In short, Suzano’s “Cerrado Project” is not bringing the supposed benefits to development, poverty reduction, is not reducing climate emissions, nor increasing competitiveness. It doesn’t meet IFC standards and purposes, and therefore it doesn’t deserve this huge allocation of IFC’s resources. EPN therefore regrets the board’s decision to proceed with the Suzano loan. 

In the area between Ribas do Rio Pardo and Três Lagoas there are more mills, run or planned by different companies such as the Chilean giant Arauco and Eldorado, controlled by the notorious Indonesian group Asia Pulp & Paper (APP). Within a decade the production of eucalyptus pulp, has exploded from zero to more than 7 million tons per year. This is now the epicentre of pulp expansion in Brazil, hosting nearly a million hectares of eucalyptus plantations and two processing plants. This is why the impact of this mill is much worse.

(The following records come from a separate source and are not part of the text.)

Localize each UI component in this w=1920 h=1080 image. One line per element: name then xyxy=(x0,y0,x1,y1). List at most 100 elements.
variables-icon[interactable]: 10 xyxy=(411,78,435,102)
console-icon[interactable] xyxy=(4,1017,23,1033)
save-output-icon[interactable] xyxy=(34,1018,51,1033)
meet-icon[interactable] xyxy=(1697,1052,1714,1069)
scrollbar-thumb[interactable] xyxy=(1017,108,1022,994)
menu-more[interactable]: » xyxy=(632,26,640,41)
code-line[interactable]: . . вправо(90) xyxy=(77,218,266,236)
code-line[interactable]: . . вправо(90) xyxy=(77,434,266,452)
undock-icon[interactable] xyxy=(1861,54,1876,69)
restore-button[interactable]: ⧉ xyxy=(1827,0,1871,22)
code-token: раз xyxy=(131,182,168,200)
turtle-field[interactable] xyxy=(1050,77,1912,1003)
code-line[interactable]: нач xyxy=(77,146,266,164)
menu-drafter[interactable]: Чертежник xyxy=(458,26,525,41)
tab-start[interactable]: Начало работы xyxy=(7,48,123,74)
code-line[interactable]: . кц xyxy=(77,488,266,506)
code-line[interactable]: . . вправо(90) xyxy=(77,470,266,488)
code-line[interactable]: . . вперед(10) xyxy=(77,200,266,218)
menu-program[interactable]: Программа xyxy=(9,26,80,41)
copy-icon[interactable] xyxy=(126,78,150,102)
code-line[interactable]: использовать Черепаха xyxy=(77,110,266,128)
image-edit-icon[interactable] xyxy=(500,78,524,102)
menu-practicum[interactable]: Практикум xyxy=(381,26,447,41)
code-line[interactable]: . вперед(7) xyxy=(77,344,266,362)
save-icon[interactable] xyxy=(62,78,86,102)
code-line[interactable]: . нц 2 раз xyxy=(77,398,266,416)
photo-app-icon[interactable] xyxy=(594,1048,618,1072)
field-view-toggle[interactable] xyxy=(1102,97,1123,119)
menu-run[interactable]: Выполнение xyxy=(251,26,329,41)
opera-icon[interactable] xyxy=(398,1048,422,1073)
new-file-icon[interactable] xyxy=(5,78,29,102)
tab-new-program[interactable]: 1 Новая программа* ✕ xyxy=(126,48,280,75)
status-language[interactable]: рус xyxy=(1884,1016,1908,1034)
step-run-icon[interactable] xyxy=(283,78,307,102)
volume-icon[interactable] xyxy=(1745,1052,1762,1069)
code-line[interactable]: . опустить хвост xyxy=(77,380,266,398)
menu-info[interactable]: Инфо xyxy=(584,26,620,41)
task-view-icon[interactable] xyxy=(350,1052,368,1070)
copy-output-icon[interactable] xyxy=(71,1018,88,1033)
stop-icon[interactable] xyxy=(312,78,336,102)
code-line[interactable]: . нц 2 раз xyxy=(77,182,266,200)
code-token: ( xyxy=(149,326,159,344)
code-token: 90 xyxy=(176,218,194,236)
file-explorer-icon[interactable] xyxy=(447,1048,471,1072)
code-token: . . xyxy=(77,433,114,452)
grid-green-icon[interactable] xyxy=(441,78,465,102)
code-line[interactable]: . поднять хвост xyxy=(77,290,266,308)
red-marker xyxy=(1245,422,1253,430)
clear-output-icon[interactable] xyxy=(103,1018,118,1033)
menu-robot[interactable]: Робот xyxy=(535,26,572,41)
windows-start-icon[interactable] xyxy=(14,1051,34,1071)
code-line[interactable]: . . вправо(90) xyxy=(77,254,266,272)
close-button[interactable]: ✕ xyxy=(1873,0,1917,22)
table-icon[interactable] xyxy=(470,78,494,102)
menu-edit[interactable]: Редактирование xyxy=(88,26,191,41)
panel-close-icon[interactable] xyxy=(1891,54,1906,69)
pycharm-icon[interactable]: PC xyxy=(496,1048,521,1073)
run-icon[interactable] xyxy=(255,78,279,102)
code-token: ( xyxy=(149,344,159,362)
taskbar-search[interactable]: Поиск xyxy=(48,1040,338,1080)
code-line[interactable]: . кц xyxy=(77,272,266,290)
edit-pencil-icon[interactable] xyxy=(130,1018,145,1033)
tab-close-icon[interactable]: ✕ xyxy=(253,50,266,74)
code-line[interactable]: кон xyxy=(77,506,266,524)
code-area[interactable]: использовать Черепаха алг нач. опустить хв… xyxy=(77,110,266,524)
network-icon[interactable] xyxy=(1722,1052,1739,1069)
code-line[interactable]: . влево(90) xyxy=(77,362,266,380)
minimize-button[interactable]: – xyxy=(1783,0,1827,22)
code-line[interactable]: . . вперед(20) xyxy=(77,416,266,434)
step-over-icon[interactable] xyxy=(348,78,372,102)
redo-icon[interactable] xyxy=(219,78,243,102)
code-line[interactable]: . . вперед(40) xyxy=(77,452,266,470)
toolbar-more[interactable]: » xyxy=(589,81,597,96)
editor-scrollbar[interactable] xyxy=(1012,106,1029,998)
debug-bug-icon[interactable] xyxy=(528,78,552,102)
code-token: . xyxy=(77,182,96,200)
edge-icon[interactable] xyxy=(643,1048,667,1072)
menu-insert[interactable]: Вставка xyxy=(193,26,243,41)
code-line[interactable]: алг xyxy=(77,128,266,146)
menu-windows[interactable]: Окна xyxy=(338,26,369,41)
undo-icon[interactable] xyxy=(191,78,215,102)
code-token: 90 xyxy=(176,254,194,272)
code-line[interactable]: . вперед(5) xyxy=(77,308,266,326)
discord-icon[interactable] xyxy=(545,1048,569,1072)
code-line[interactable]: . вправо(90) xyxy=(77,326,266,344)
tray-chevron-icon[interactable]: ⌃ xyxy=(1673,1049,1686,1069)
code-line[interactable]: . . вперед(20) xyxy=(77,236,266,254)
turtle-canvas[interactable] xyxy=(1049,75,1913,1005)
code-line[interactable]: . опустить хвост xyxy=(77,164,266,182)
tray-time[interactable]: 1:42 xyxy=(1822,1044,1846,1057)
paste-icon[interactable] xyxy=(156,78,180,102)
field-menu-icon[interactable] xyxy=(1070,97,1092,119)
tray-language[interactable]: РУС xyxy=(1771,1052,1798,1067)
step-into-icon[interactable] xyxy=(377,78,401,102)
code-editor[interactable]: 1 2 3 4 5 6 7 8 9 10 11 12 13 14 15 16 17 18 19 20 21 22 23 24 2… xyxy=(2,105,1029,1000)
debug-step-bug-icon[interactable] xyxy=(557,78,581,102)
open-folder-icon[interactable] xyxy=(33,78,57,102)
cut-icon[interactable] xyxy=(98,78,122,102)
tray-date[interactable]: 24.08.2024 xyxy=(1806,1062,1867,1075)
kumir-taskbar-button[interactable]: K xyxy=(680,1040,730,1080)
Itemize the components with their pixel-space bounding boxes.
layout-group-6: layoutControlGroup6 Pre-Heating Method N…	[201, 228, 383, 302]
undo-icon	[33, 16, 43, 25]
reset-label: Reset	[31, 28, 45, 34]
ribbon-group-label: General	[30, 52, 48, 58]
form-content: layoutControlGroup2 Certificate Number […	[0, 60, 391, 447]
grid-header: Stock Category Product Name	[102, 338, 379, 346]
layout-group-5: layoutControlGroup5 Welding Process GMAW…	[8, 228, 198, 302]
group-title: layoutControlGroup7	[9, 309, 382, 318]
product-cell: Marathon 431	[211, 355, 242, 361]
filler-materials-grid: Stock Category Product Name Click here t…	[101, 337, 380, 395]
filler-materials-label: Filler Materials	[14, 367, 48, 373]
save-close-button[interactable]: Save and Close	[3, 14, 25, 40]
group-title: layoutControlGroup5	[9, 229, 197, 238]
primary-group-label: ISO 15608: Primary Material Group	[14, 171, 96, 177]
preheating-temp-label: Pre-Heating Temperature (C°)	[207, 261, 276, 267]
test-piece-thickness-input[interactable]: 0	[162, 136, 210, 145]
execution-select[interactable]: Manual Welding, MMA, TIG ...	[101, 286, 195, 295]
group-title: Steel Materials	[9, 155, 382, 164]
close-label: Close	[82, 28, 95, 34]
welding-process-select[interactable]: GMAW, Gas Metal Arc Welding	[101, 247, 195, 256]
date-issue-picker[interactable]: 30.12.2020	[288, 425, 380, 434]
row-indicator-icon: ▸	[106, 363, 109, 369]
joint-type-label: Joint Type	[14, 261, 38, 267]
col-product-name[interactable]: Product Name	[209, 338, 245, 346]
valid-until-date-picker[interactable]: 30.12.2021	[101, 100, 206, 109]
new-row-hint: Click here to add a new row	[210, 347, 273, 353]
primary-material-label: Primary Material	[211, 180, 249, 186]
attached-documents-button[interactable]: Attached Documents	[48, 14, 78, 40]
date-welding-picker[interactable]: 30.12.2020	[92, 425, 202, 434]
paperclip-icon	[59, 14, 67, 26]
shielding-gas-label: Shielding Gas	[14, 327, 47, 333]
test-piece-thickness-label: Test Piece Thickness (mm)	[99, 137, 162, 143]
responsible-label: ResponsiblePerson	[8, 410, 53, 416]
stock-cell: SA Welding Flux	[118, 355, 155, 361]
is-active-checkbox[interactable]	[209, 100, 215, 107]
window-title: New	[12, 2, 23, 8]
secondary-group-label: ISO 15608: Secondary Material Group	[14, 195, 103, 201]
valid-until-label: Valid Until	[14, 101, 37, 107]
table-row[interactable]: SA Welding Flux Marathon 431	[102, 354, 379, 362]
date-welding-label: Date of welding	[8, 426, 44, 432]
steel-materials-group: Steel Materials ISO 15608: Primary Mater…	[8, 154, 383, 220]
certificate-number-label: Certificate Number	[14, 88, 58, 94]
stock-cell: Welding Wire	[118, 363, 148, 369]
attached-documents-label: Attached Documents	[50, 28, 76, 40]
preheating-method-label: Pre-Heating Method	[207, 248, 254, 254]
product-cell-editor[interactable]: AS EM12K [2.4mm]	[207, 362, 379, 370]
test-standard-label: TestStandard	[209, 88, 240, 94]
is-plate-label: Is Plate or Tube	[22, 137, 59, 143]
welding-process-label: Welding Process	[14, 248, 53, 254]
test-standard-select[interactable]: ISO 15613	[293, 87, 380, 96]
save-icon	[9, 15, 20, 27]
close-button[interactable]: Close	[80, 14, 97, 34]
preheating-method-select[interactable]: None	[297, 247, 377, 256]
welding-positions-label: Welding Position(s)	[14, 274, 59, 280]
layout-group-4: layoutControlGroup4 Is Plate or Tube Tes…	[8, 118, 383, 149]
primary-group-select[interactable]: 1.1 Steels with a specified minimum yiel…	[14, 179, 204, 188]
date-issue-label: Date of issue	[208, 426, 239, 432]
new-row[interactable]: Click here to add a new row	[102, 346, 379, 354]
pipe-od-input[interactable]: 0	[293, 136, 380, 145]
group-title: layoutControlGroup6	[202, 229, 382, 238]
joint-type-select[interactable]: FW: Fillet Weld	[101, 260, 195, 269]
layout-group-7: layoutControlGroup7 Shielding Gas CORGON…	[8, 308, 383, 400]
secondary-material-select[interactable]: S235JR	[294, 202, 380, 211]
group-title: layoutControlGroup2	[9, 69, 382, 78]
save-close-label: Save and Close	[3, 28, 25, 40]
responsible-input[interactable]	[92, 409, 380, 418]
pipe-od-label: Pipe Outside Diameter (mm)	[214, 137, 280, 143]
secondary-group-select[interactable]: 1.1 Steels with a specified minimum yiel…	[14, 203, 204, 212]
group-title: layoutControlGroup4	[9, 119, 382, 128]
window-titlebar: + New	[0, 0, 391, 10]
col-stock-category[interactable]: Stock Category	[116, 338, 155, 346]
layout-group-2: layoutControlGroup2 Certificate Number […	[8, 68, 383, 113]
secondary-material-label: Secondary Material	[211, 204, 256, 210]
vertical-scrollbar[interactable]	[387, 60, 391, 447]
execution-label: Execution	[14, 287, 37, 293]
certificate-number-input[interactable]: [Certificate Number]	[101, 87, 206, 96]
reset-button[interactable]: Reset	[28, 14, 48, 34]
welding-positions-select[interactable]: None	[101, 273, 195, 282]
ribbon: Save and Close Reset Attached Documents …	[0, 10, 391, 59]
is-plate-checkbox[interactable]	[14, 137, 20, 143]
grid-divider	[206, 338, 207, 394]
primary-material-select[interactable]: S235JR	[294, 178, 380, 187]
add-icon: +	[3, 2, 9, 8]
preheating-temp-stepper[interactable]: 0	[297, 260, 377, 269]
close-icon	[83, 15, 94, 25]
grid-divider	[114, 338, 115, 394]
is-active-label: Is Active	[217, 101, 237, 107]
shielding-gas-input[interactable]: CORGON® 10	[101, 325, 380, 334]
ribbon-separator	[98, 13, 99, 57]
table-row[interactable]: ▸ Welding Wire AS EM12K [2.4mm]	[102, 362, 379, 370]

Alongside a detailed briefing about the project, EPN has published in-depth research revealing the impacts of the ongoing and massive expansion of the pulp & paper industry in the area where the mill is planned. Within a microregion of 5 municipalities, two huge mills have been already built. One of them is now expanding to a second production line, while two more brand new mills are planned. Because of this explosive growth and its impacts, EPN and our partners will continue to scrutinise the activities of the Arauco, APP and Suzano – and their buyers and financiers.